The Mudcat Café TM
Thread #169010   Message #4087084
Posted By: Steve Shaw
08-Jan-21 - 01:42 PM
Thread Name: BS: How can we restore a reason renaissance
Subject: RE: BS: How can we restore a reason renaissance
In my experience (of marking tens of thousands of 'A' Level biology essays, and of assessing the marking standards of examiners in my teams), yes it's grand to be able to demonstrate your skilful martialling of relevant facts, expressing them clearly and in context and putting everything together into a persuasive and well-balanced and well-structured whole. The problem is how to fairly assess those efforts. We would typically mark an essay out of 20. Each tick represented a well-made point which was relevant and in context. But our marking scheme for each question (ironed out for the paper over a whole two days of meetings), which typically covered two sides of A4, contained upwards of forty or fifty potential marking points. Three of the questions selected by the candidate typically had a part A/part B structure requiring long answers, and the other two were of the "Discuss the theories on the origin of life" type. In addition, the essay had to be balanced across that scheme (you couldn't score all 20 points by leaving out a whole area of discussion that you hadn't thought relevant/hadn't revised/had forgotten about). There was the question of overall quality of the answer (which we assessed somewhat subjectively according to several criteria, such as writing in clear and concise English, diagram accuracy, the avoidance of irrelevancies and blatant errors and giving the essay a cohesive structure), to which we allocated a maximum of three "quality" marks out of the 20. No marks were allocated for neatness, nice handwriting or effort, though we were allowed to dock a mark for sheer bloody unreadability, whilst retaining the brief that we somehow still had to process the damn thing...
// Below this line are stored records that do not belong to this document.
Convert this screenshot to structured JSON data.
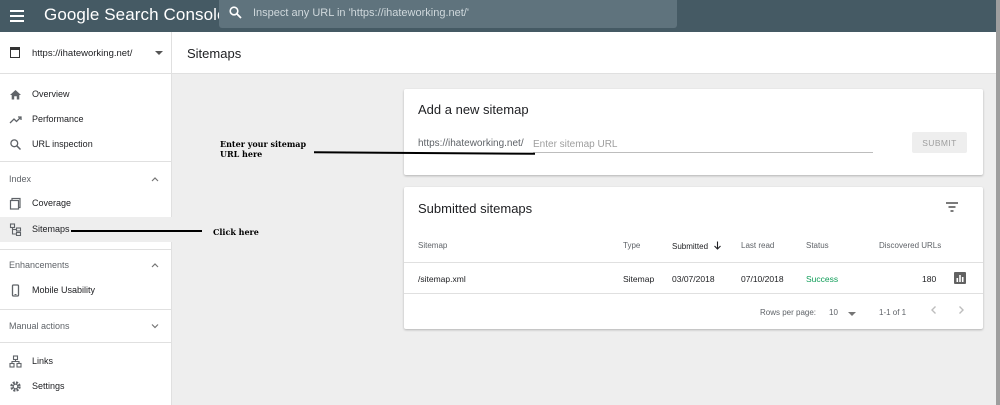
{
  "topbar": {
    "brand": "Google Search Console",
    "search_placeholder": "Inspect any URL in 'https://ihateworking.net/'"
  },
  "sidebar": {
    "property": "https://ihateworking.net/",
    "items": [
      {
        "label": "Overview",
        "icon": "home-icon"
      },
      {
        "label": "Performance",
        "icon": "trending-up-icon"
      },
      {
        "label": "URL inspection",
        "icon": "search-icon"
      }
    ],
    "index_section": {
      "label": "Index",
      "items": [
        {
          "label": "Coverage",
          "icon": "coverage-icon"
        },
        {
          "label": "Sitemaps",
          "icon": "sitemap-icon",
          "active": true
        }
      ]
    },
    "enhancements_section": {
      "label": "Enhancements",
      "items": [
        {
          "label": "Mobile Usability",
          "icon": "phone-icon"
        }
      ]
    },
    "manual_actions_section": {
      "label": "Manual actions"
    },
    "bottom_items": [
      {
        "label": "Links",
        "icon": "links-icon"
      },
      {
        "label": "Settings",
        "icon": "gear-icon"
      }
    ]
  },
  "page": {
    "title": "Sitemaps"
  },
  "add_sitemap": {
    "title": "Add a new sitemap",
    "url_prefix": "https://ihateworking.net/",
    "input_placeholder": "Enter sitemap URL",
    "submit_label": "SUBMIT"
  },
  "submitted": {
    "title": "Submitted sitemaps",
    "columns": [
      "Sitemap",
      "Type",
      "Submitted",
      "Last read",
      "Status",
      "Discovered URLs"
    ],
    "rows": [
      {
        "sitemap": "/sitemap.xml",
        "type": "Sitemap",
        "submitted": "03/07/2018",
        "last_read": "07/10/2018",
        "status": "Success",
        "discovered": "180"
      }
    ],
    "pager": {
      "rows_label": "Rows per page:",
      "rows_value": "10",
      "range": "1-1 of 1"
    }
  },
  "annotations": {
    "enter_url": [
      "Enter your sitemap",
      "URL here"
    ],
    "click_here": "Click here"
  },
  "colors": {
    "topbar": "#455a64",
    "success": "#0f9d58",
    "background": "#eeeeee"
  }
}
Now each of the poor souls who did the marking had to carry all those caveats in their heads, as well as effectively "learning" the marking scheme - and have that sorted for all nine essay questions on the paper (the candidate had to choose five to answer). In a typical summer exam, I would personally mark about four or five hundred scripts and each member of the team about half that number. Almost all of us were working teachers, doing the marking in the evening and at weekends in term time, working to an extremely tight deadline. Essay setting is a grand idea, but, as you can see, there is another side to that coin. We have to be fair to candidates, whose careers or university entrance depends on our getting this right. Setting tasks that only superhumans could assess accurately doesn't serve them at all well.